No universo cinematográfico de Scorsese, o ponto de fuga de tudo isto é sempre, de forma intensamente física, o corpo. Será preciso recordar também que um filme como Touro Enraivecido se desenvolvia como uma epopeia intimista em que o pugilista Jake La Motta se define como alguém que protagoniza uma celebração religiosa do seu próprio corpo?
Justamente, em Silêncio, a questão do corpo contamina todos os elementos da mise en scène. Desde logo, porque o gesto que consagra a apostasia (pisar o “fumie”) implica a violentação de uma vontade que desafia os valores inerentes à linguagem corporal. Depois, porque os mais diversos elementos narrativos nos vão fazendo sentir a violência da tensão que se estabelece entre os corpos ocidentais e a organização dos espaços nipónicos.
Sublinhe-se, nesse aspecto, a fundamental importância da direcção fotográfica de Rodrigo Prieto e da montagem de Thelma Schoonmaker — no primeiro caso, tratando o espaço, mesmo nos seus lugares mais luminosos, como um labirinto de luzes e sombras que repele aqueles que chegam do exterior; no segundo, criando ritmos e conexões, continuidades e descontinuidades que exprimem a solidão do olhar dos padres jesuítas perante uma realidade que ignora os seus valores e códigos.
No limite, o trabalho de Scorsese escolhe também um espaço de expressão de fascinante ambiguidade. Assim, mesmo através das suas singularidades narrativas, deparamos em Silêncio com a memória simbólica das grandes superproduções “bíblicas” que marcaram, em particular, os anos 50/60 de Hollywood (Scorsese tinha 13 anos quando, em 1956, se estreou nos EUA o emblemático Os Dez Mandamentos, de Cecil B. DeMille). Ao mesmo tempo, na sua geométrica construção do espaço e gestão do tempo, este filme é também um herdeiro da sofisticação do mestre nipónico Kenji Mizoguchi (1898-1956), autor do lendário Contos da Lua Vaga (1953).

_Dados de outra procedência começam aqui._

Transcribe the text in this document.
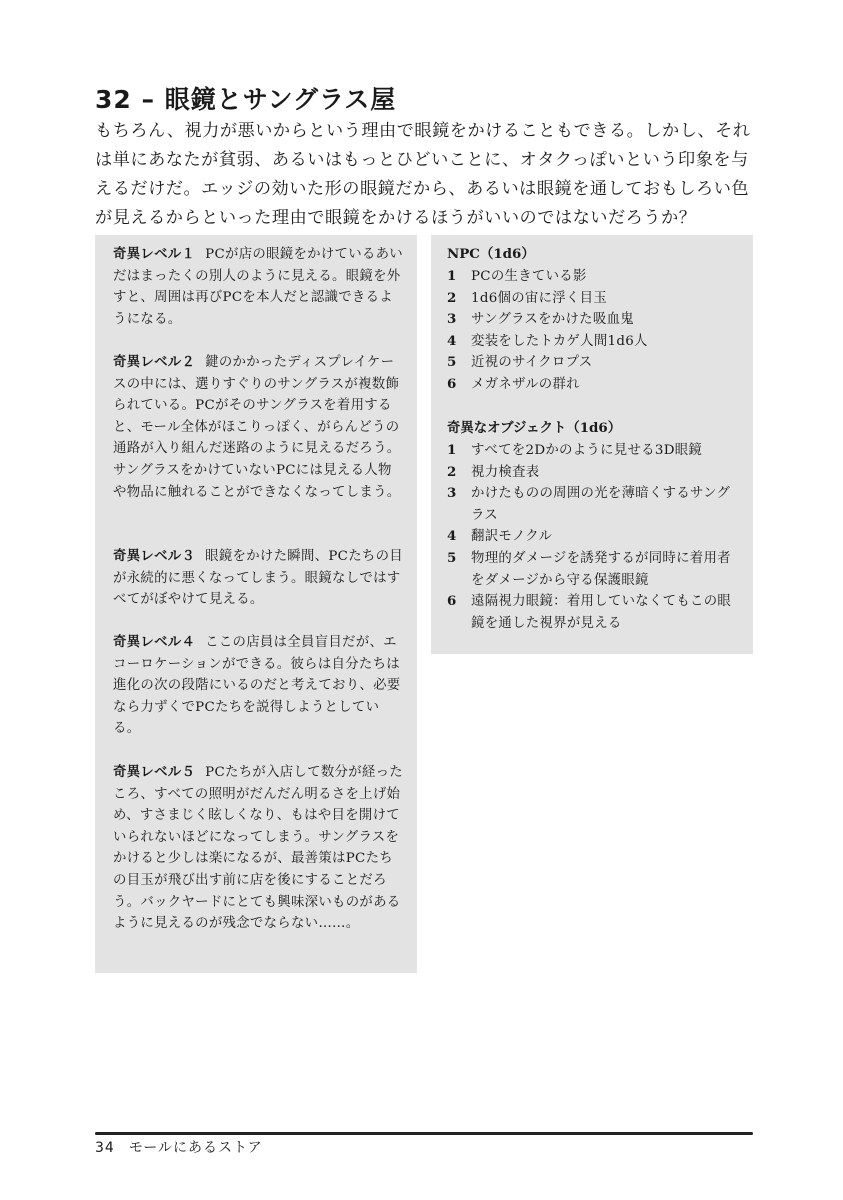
32 – 眼鏡とサングラス屋

もちろん、視力が悪いからという理由で眼鏡をかけることもできる。しかし、それは単にあなたが貧弱、あるいはもっとひどいことに、オタクっぽいという印象を与えるだけだ。エッジの効いた形の眼鏡だから、あるいは眼鏡を通しておもしろい色が見えるからといった理由で眼鏡をかけるほうがいいのではないだろうか？

奇異レベル１ PCが店の眼鏡をかけているあいだはまったくの別人のように見える。眼鏡を外すと、周囲は再びPCを本人だと認識できるようになる。
奇異レベル２ 鍵のかかったディスプレイケースの中には、選りすぐりのサングラスが複数飾られている。PCがそのサングラスを着用すると、モール全体がほこりっぽく、がらんどうの通路が入り組んだ迷路のように見えるだろう。サングラスをかけていないPCには見える人物や物品に触れることができなくなってしまう。
奇異レベル３ 眼鏡をかけた瞬間、PCたちの目が永続的に悪くなってしまう。眼鏡なしではすべてがぼやけて見える。
奇異レベル４ ここの店員は全員盲目だが、エコーロケーションができる。彼らは自分たちは進化の次の段階にいるのだと考えており、必要なら力ずくでPCたちを説得しようとしている。
奇異レベル５ PCたちが入店して数分が経ったころ、すべての照明がだんだん明るさを上げ始め、すさまじく眩しくなり、もはや目を開けていられないほどになってしまう。サングラスをかけると少しは楽になるが、最善策はPCたちの目玉が飛び出す前に店を後にすることだろう。バックヤードにとても興味深いものがあるように見えるのが残念でならない……。
NPC（1d6）
1	PCの生きている影
2	1d6個の宙に浮く目玉
3	サングラスをかけた吸血鬼
4	変装をしたトカゲ人間1d6人
5	近視のサイクロプス
6	メガネザルの群れ
奇異なオブジェクト（1d6）
1	すべてを2Dかのように見せる3D眼鏡
2	視力検査表
3	かけたものの周囲の光を薄暗くするサングラス
4	翻訳モノクル
5	物理的ダメージを誘発するが同時に着用者をダメージから守る保護眼鏡
6	遠隔視力眼鏡：着用していなくてもこの眼鏡を通した視界が見える
34 モールにあるストア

Talvez que o cinema seja “apenas” uma arte de questionar os nossos modos de ver e ouvir, de observar o mundo à nossa volta, inventariando as suas evidências, tanto quanto as suas máscaras. Eis um filme que conduz essa arte ao supremo desafio de enfrentar o silêncio com que Deus recobre as actividades dos humanos. Crentes ou descrentes, com Scorsese compreendemos que através de tal desafio podemos pressentir a possibilidade do sagrado.